I recall more than one trail run with Bob, but one was sticking with me this morning. It was a Saturday morning in Phoenix in the early ’90s and he took me to South Mountain Park. We parked somewhere near where a lot of kids were riding mountain bikes (they were just becoming fashionable, or at least the fashion was just coming into my consciousness) and we took off on foot. Bob knew where he was going. Very soon we left the pavement and wound up on single-track paths. We ran and ran: up hills, down slopes that nearly required scrambling, along ridges, and through canyon bottoms.
Every now and again Bob, the far more experienced (let alone more competent) runner, would stop, point out some feature, and ask how I was doing. He’d offer choices. “We could take this one back to the parking lot, another 30 minutes or so, or we could go farther along here. There’s some pretty paths this way” (meaing the farther way, of course). I went along with this madness. At one such stop he pointed and said, “Just over there is where I live. If you want, we can add a couple of miles and I can point out my subdivision to you.” That “couple of miles” turned out to be, of course, more like three miles each way. But, he did point out some houses in an area on floor of the desert past the south side of South Mountain. At least we had water.

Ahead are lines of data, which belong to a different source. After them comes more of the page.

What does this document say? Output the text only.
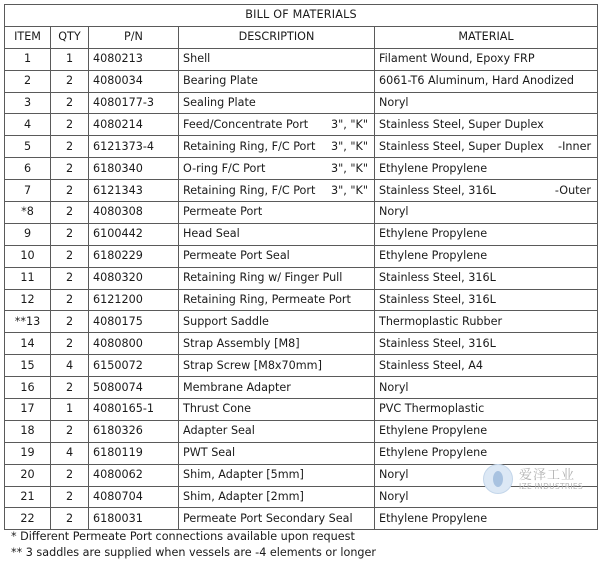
BILL OF MATERIALS				
ITEM	QTY	P/N	DESCRIPTION	MATERIAL
1	1	4080213	Shell	Filament Wound, Epoxy FRP

2	2	4080034	Bearing Plate	6061-T6 Aluminum, Hard Anodized

3	2	4080177-3	Sealing Plate	Noryl

4	2	4080214	Feed/Concentrate Port 3", "K"	Stainless Steel, Super Duplex

5	2	6121373-4	Retaining Ring, F/C Port 3", "K"	Stainless Steel, Super Duplex -Inner

6	2	6180340	O-ring F/C Port 3", "K"	Ethylene Propylene

7	2	6121343	Retaining Ring, F/C Port 3", "K"	Stainless Steel, 316L -Outer

*8	2	4080308	Permeate Port	Noryl

9	2	6100442	Head Seal	Ethylene Propylene

10	2	6180229	Permeate Port Seal	Ethylene Propylene

11	2	4080320	Retaining Ring w/ Finger Pull	Stainless Steel, 316L

12	2	6121200	Retaining Ring, Permeate Port	Stainless Steel, 316L

**13	2	4080175	Support Saddle	Thermoplastic Rubber

14	2	4080800	Strap Assembly [M8]	Stainless Steel, 316L

15	4	6150072	Strap Screw [M8x70mm]	Stainless Steel, A4

16	2	5080074	Membrane Adapter	Noryl

17	1	4080165-1	Thrust Cone	PVC Thermoplastic

18	2	6180326	Adapter Seal	Ethylene Propylene

19	4	6180119	PWT Seal	Ethylene Propylene

20	2	4080062	Shim, Adapter [5mm]	Noryl

21	2	4080704	Shim, Adapter [2mm]	Noryl

22	2	6180031	Permeate Port Secondary Seal	Ethylene Propylene
* Different Permeate Port connections available upon request
** 3 saddles are supplied when vessels are -4 elements or longer
爱泽工业
IZE INDUSTRIES
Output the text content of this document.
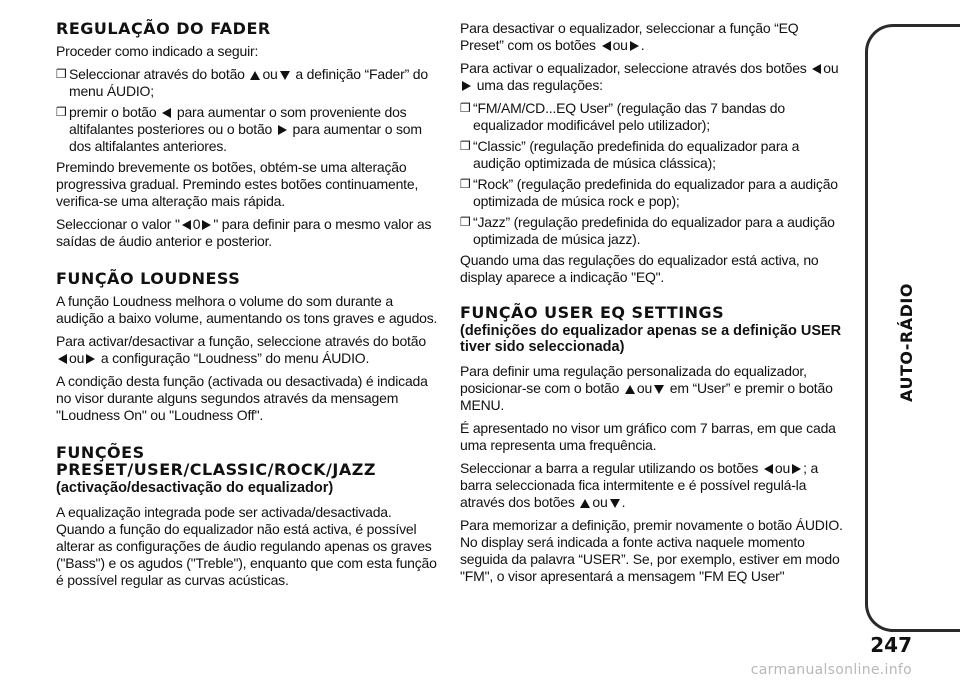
REGULAÇÃO DO FADER

Proceder como indicado a seguir:

❒ Seleccionar através do botão ou a definição “Fader” do menu ÁUDIO;

❒ premir o botão para aumentar o som proveniente dos altifalantes posteriores ou o botão para aumentar o som dos altifalantes anteriores.

Premindo brevemente os botões, obtém-se uma alteração progressiva gradual. Premindo estes botões continuamente, verifica-se uma alteração mais rápida.

Seleccionar o valor " 0 " para definir para o mesmo valor as saídas de áudio anterior e posterior.

FUNÇÃO LOUDNESS

A função Loudness melhora o volume do som durante a audição a baixo volume, aumentando os tons graves e agudos.

Para activar/desactivar a função, seleccione através do botão ou a configuração “Loudness” do menu ÁUDIO.

A condição desta função (activada ou desactivada) é indicada no visor durante alguns segundos através da mensagem "Loudness On" ou "Loudness Off".

FUNÇÕES
PRESET/USER/CLASSIC/ROCK/JAZZ
(activação/desactivação do equalizador)

A equalização integrada pode ser activada/desactivada. Quando a função do equalizador não está activa, é possível alterar as configurações de áudio regulando apenas os graves ("Bass") e os agudos ("Treble"), enquanto que com esta função é possível regular as curvas acústicas.

Para desactivar o equalizador, seleccionar a função “EQ Preset” com os botões ou .

Para activar o equalizador, seleccione através dos botões ou  uma das regulações:

❒ “FM/AM/CD...EQ User” (regulação das 7 bandas do equalizador modificável pelo utilizador);

❒ “Classic” (regulação predefinida do equalizador para a audição optimizada de música clássica);

❒ “Rock” (regulação predefinida do equalizador para a audição optimizada de música rock e pop);

❒ “Jazz” (regulação predefinida do equalizador para a audição optimizada de música jazz).

Quando uma das regulações do equalizador está activa, no display aparece a indicação "EQ".

FUNÇÃO USER EQ SETTINGS
(definições do equalizador apenas se a definição USER tiver sido seleccionada)

Para definir uma regulação personalizada do equalizador, posicionar-se com o botão ou em “User” e premir o botão MENU.

É apresentado no visor um gráfico com 7 barras, em que cada uma representa uma frequência.

Seleccionar a barra a regular utilizando os botões ou ; a barra seleccionada fica intermitente e é possível regulá-la através dos botões ou .

Para memorizar a definição, premir novamente o botão ÁUDIO. No display será indicada a fonte activa naquele momento seguida da palavra “USER”. Se, por exemplo, estiver em modo "FM", o visor apresentará a mensagem "FM EQ User"

AUTO-RÁDIO
247
carmanualsonline.info
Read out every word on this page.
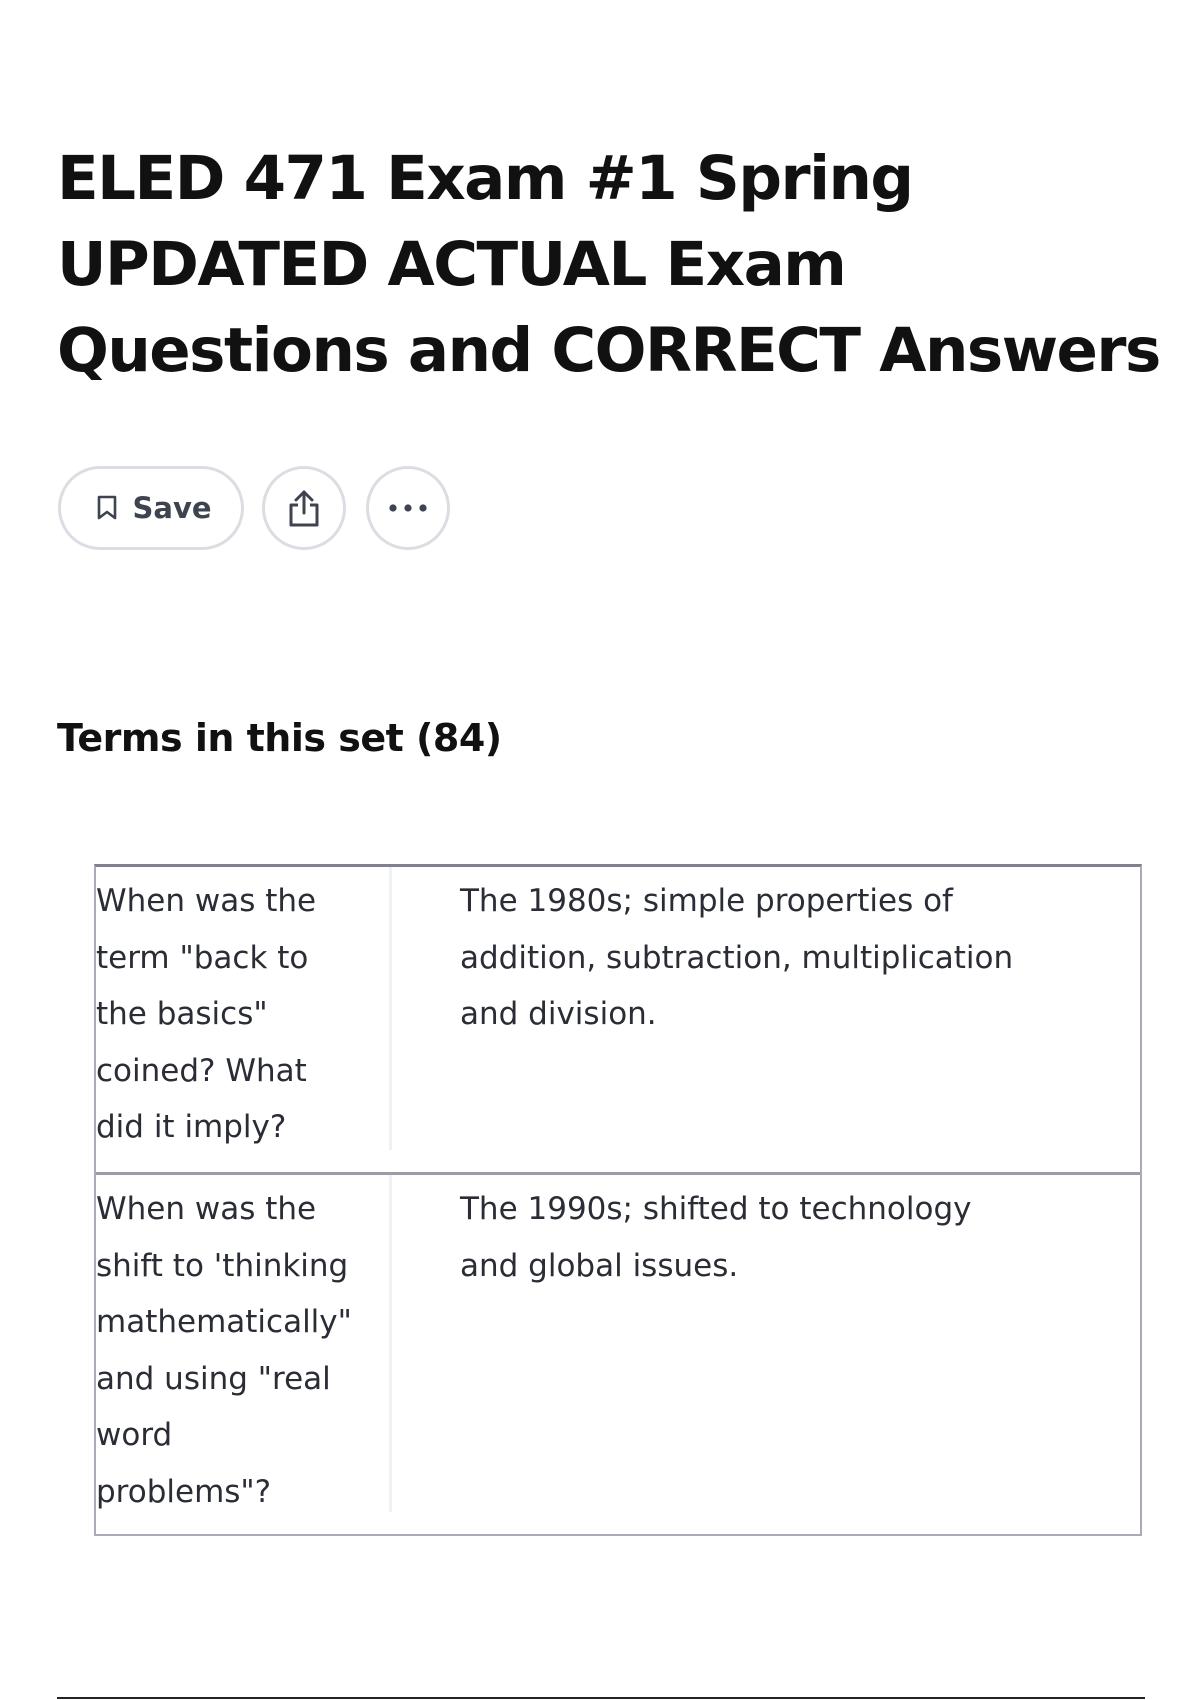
ELED 471 Exam #1 Spring
UPDATED ACTUAL Exam
Questions and CORRECT Answers
Save
Terms in this set (84)
When was the
term "back to
the basics"
coined? What
did it imply?
The 1980s; simple properties of
addition, subtraction, multiplication
and division.
When was the
shift to 'thinking
mathematically"
and using "real
word
problems"?
The 1990s; shifted to technology
and global issues.
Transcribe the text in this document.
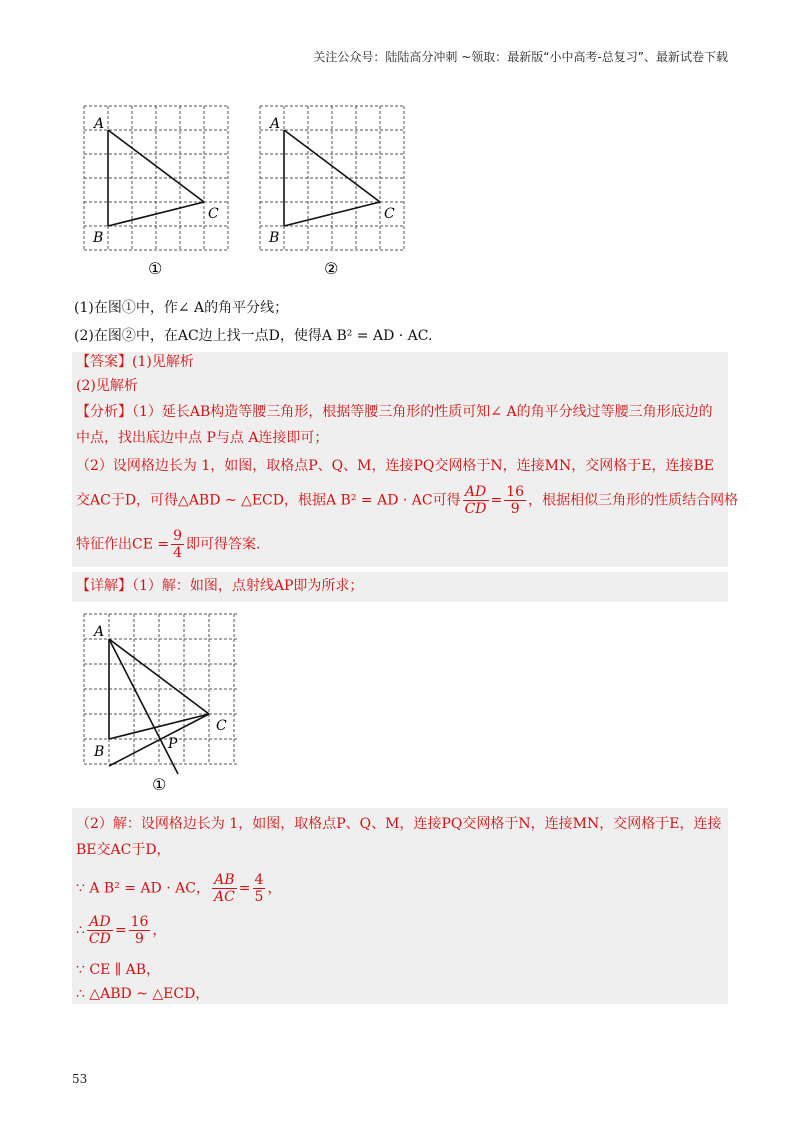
关注公众号：陆陆高分冲刺 ~领取：最新版“小中高考-总复习”、最新试卷下载
A
B
C
①
A
B
C
②
(1)在图①中，作∠ A的角平分线；
(2)在图②中，在AC边上找一点D，使得A B² = AD · AC.
【答案】(1)见解析
(2)见解析
【分析】（1）延长AB构造等腰三角形，根据等腰三角形的性质可知∠ A的角平分线过等腰三角形底边的
中点，找出底边中点 P与点 A连接即可；
（2）设网格边长为 1，如图，取格点P、Q、M，连接PQ交网格于N，连接MN，交网格于E，连接BE
交AC于D，可得△ABD ~ △ECD，根据A B² = AD · AC可得 $\frac{AD}{CD} = \frac{16}{9}$ ，根据相似三角形的性质结合网格
特征作出CE = $\frac{9}{4}$ 即可得答案.
【详解】（1）解：如图，点射线AP即为所求；
A
B
C
P
①
（2）解：设网格边长为 1，如图，取格点P、Q、M，连接PQ交网格于N，连接MN，交网格于E，连接
BE交AC于D，
∵ A B² = AD · AC， $\frac{AB}{AC} = \frac{4}{5}$ ，
∴ $\frac{AD}{CD} = \frac{16}{9}$ ，
∵ CE ∥ AB，
∴ △ABD ~ △ECD，
53
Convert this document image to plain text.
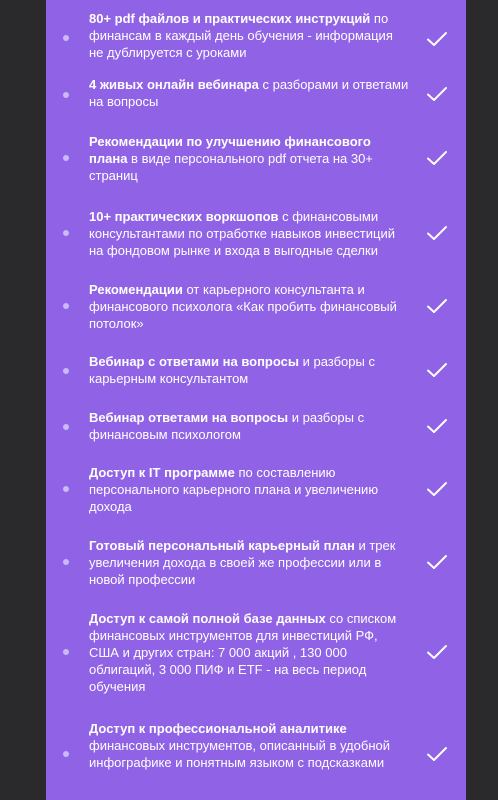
80+ pdf файлов и практических инструкций по финансам в каждый день обучения - информация не дублируется с уроками
4 живых онлайн вебинара с разборами и ответами на вопросы
Рекомендации по улучшению финансового плана в виде персонального pdf отчета на 30+ страниц
10+ практических воркшопов с финансовыми консультантами по отработке навыков инвестиций на фондовом рынке и входа в выгодные сделки
Рекомендации от карьерного консультанта и финансового психолога «Как пробить финансовый потолок»
Вебинар с ответами на вопросы и разборы с карьерным консультантом
Вебинар ответами на вопросы и разборы с финансовым психологом
Доступ к IT программе по составлению персонального карьерного плана и увеличению дохода
Готовый персональный карьерный план и трек увеличения дохода в своей же профессии или в новой профессии
Доступ к самой полной базе данных со списком финансовых инструментов для инвестиций РФ, США и других стран: 7 000 акций , 130 000 облигаций, 3 000 ПИФ и ETF - на весь период обучения
Доступ к профессиональной аналитике финансовых инструментов, описанный в удобной инфографике и понятным языком с подсказками
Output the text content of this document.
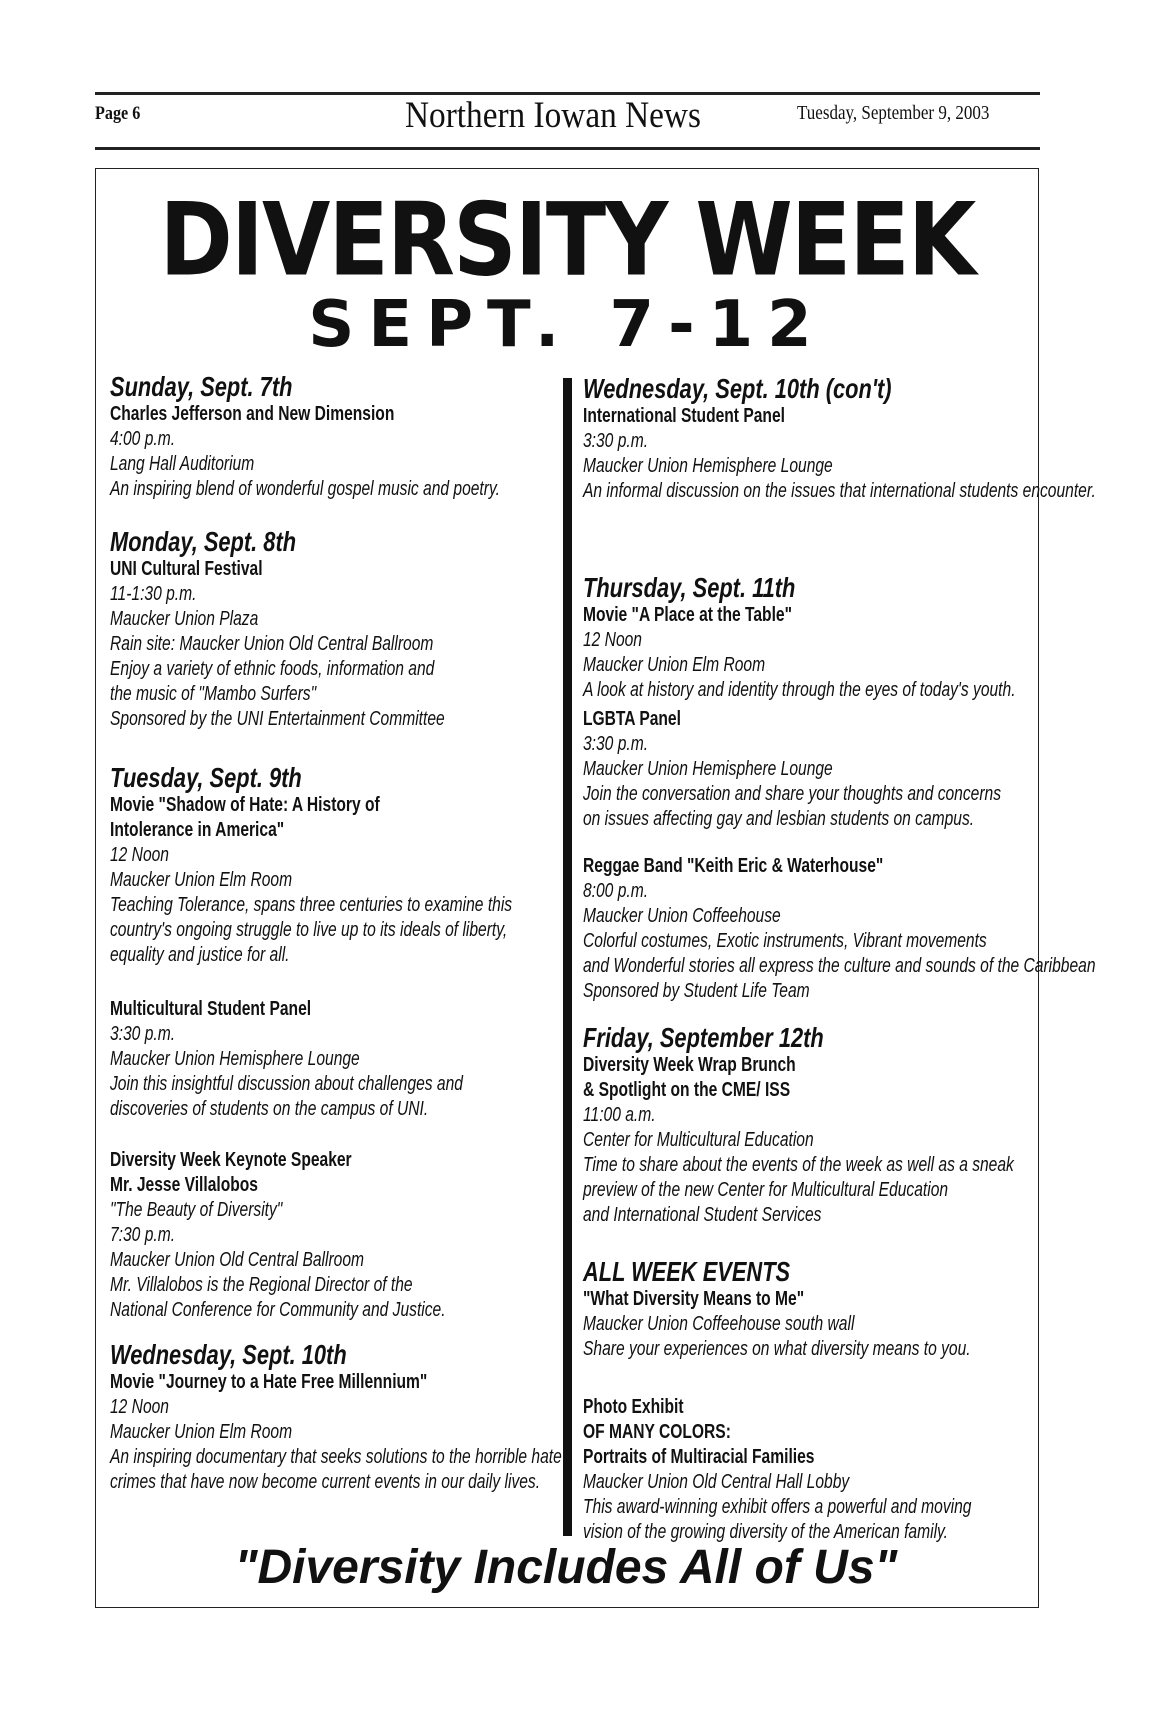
Page 6	Northern Iowan News	Tuesday, September 9, 2003
DIVERSITY WEEK
SEPT. 7-12
Sunday, Sept. 7th
Charles Jefferson and New Dimension
4:00 p.m.
Lang Hall Auditorium
An inspiring blend of wonderful gospel music and poetry.
Monday, Sept. 8th
UNI Cultural Festival
11-1:30 p.m.
Maucker Union Plaza
Rain site: Maucker Union Old Central Ballroom
Enjoy a variety of ethnic foods, information and
the music of "Mambo Surfers"
Sponsored by the UNI Entertainment Committee
Tuesday, Sept. 9th
Movie "Shadow of Hate: A History of
Intolerance in America"
12 Noon
Maucker Union Elm Room
Teaching Tolerance, spans three centuries to examine this
country's ongoing struggle to live up to its ideals of liberty,
equality and justice for all.
Multicultural Student Panel
3:30 p.m.
Maucker Union Hemisphere Lounge
Join this insightful discussion about challenges and
discoveries of students on the campus of UNI.
Diversity Week Keynote Speaker
Mr. Jesse Villalobos
"The Beauty of Diversity"
7:30 p.m.
Maucker Union Old Central Ballroom
Mr. Villalobos is the Regional Director of the
National Conference for Community and Justice.
Wednesday, Sept. 10th
Movie "Journey to a Hate Free Millennium"
12 Noon
Maucker Union Elm Room
An inspiring documentary that seeks solutions to the horrible hate
crimes that have now become current events in our daily lives.
Wednesday, Sept. 10th (con't)
International Student Panel
3:30 p.m.
Maucker Union Hemisphere Lounge
An informal discussion on the issues that international students encounter.
Thursday, Sept. 11th
Movie "A Place at the Table"
12 Noon
Maucker Union Elm Room
A look at history and identity through the eyes of today's youth.
LGBTA Panel
3:30 p.m.
Maucker Union Hemisphere Lounge
Join the conversation and share your thoughts and concerns
on issues affecting gay and lesbian students on campus.
Reggae Band "Keith Eric & Waterhouse"
8:00 p.m.
Maucker Union Coffeehouse
Colorful costumes, Exotic instruments, Vibrant movements
and Wonderful stories all express the culture and sounds of the Caribbean
Sponsored by Student Life Team
Friday, September 12th
Diversity Week Wrap Brunch
& Spotlight on the CME/ ISS
11:00 a.m.
Center for Multicultural Education
Time to share about the events of the week as well as a sneak
preview of the new Center for Multicultural Education
and International Student Services
ALL WEEK EVENTS
"What Diversity Means to Me"
Maucker Union Coffeehouse south wall
Share your experiences on what diversity means to you.
Photo Exhibit
OF MANY COLORS:
Portraits of Multiracial Families
Maucker Union Old Central Hall Lobby
This award-winning exhibit offers a powerful and moving
vision of the growing diversity of the American family.
"Diversity Includes All of Us"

On the way back, Bob let me run in front for a few miles. He directed me past some petroglyphs near some narrow passages where, as I recall, we had to turn sideways to pass. I learned a lot during those miles: Make sure you’ve slowed enough to make the turns on downhill switchbacks, judge where your footfalls will need to be for those rocks that are about 5-6 meters ahead, lean away from the abyss, and such. Bob introduced me to the meaning of the term “technical” as it applies to stretches of trail where a runner must quickly adjust his or her balance, stride, breathing, position in space, and more.
Later, as we stood by the trunk of his car, in puddles, and had a Bud, he said, “That’s one of the things I like about running trails: No two steps are the same.” Nice memories.